Ayat ini menjadi penting karena ia menetapkan bahwa ilmu hakiki sering kali datang langsung dari sumbernya, Allah SWT, terlepas dari status keilmuan formal seseorang. Musa, seorang Nabi yang diberi Taurat, harus mengakui keterbatasan pengetahuannya di hadapan Khidr.

Pelajaran Mengenai Batasan Ilmu Manusia

Kisah Musa dan Khidr, yang dipicu oleh ayat 65 ini, mengajarkan kerendahan hati intelektual. Musa merasa ia telah mencapai puncak ilmu karena ia adalah seorang Nabi. Namun, ketika Allah menunjukkan bahwa ada ilmu lain di luar pengetahuannya, Musa menunjukkan kesediaan luar biasa untuk belajar. Permintaan Musa yang sangat sopan, "Bolehkah aku mengikutimu supaya kamu mengajarkan kepadaku sebagian dari ilmu yang benar (rasyid) yang telah diajarkan kepadamu?" (Ayat 66), menunjukkan tauladan seorang pencari kebenaran sejati.

Ilmu yang diajarkan Khidr sering kali tampak kontradiktif atau bahkan buruk dari sudut pandang logika manusia biasa. Contohnya, melubangi perahu, membunuh seorang anak muda, dan memperbaiki dinding yang hampir roboh tanpa upah.

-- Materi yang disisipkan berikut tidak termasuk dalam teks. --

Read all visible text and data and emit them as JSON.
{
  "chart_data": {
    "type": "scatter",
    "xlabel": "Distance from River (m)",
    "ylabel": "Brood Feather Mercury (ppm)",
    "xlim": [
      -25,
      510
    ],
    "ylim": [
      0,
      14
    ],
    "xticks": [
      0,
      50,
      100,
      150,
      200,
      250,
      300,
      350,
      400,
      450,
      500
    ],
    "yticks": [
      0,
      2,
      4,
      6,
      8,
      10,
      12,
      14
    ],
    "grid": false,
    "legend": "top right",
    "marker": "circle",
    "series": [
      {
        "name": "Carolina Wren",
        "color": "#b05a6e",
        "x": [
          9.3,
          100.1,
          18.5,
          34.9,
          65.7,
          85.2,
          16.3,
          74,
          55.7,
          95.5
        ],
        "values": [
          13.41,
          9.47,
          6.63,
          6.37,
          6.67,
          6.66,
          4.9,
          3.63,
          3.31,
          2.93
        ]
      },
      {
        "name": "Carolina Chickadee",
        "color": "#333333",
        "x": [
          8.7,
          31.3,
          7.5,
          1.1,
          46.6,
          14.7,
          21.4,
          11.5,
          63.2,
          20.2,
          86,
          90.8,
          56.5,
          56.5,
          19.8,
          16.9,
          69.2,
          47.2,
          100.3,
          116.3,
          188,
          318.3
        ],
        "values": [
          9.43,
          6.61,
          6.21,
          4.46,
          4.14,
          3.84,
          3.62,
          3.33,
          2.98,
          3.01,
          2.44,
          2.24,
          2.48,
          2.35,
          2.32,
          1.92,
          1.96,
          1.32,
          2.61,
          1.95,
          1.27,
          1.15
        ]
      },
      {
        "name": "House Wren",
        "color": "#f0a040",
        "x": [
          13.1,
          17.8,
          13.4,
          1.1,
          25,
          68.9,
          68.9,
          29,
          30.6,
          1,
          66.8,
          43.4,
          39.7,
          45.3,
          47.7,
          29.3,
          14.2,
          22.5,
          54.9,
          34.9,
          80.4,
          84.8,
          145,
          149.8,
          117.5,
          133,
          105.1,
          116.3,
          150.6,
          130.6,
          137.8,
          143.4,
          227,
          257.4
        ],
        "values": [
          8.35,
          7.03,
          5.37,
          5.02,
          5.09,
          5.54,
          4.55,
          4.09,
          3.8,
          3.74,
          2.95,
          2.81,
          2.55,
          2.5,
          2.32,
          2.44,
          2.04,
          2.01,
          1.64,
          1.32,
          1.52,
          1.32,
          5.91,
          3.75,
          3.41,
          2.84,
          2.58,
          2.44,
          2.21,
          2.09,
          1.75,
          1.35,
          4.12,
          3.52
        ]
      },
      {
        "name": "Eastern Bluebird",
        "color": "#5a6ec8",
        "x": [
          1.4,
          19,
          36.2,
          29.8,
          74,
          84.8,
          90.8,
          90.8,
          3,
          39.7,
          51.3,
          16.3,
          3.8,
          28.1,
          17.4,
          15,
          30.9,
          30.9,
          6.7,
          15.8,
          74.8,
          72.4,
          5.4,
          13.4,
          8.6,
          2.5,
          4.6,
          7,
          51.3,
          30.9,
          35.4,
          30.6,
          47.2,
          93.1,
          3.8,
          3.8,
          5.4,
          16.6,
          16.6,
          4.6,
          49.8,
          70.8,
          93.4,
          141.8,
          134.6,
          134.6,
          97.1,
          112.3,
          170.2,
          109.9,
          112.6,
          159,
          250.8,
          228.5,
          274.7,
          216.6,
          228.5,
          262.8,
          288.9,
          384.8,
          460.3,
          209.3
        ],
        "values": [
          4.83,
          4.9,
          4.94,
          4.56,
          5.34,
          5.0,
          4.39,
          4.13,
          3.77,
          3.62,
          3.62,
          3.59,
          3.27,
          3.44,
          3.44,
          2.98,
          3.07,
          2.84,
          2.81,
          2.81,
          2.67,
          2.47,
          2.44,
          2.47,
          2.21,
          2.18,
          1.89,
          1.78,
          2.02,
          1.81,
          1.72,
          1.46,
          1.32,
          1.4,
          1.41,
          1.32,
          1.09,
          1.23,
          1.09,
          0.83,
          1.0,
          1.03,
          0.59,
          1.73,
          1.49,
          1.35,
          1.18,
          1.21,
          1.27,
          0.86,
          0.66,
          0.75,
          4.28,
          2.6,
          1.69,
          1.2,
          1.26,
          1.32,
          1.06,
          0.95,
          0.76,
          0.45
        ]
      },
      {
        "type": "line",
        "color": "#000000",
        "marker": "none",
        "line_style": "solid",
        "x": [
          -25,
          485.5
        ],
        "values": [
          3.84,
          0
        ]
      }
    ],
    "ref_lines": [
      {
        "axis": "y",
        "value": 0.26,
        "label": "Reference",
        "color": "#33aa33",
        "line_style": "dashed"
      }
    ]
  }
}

Tindakan-tindakan ini baru memiliki makna setelah Khidr menjelaskannya, di mana terungkap bahwa di balik setiap kejadian terdapat kebijaksanaan ilahi yang menyelamatkan atau melindungi.

Pelajaran utama yang kita tarik dari Surah Al-Kahfi ayat 65 adalah bahwa ilmu itu berlapis. Ada ilmu yang kita peroleh melalui usaha keras dan logika (seperti yang dimiliki Musa), dan ada ilmu khusus (ilmu laduni) yang dianugerahkan langsung oleh Allah kepada hamba-hamba pilihan-Nya. Pengakuan terhadap adanya ilmu di luar jangkauan kita adalah langkah pertama menuju kebijaksanaan sejati.

Kisah ini mengingatkan kita bahwa di dunia ini, pasti ada orang-orang yang dianugerahi pemahaman dan ilmu yang melampaui apa yang kita pahami saat ini. Menghargai keragaman ilmu dan tetap rendah hati dalam menghadapi misteri alam semesta adalah esensi dari pesan yang terkandung dalam pertemuan antara Musa dan Khidr.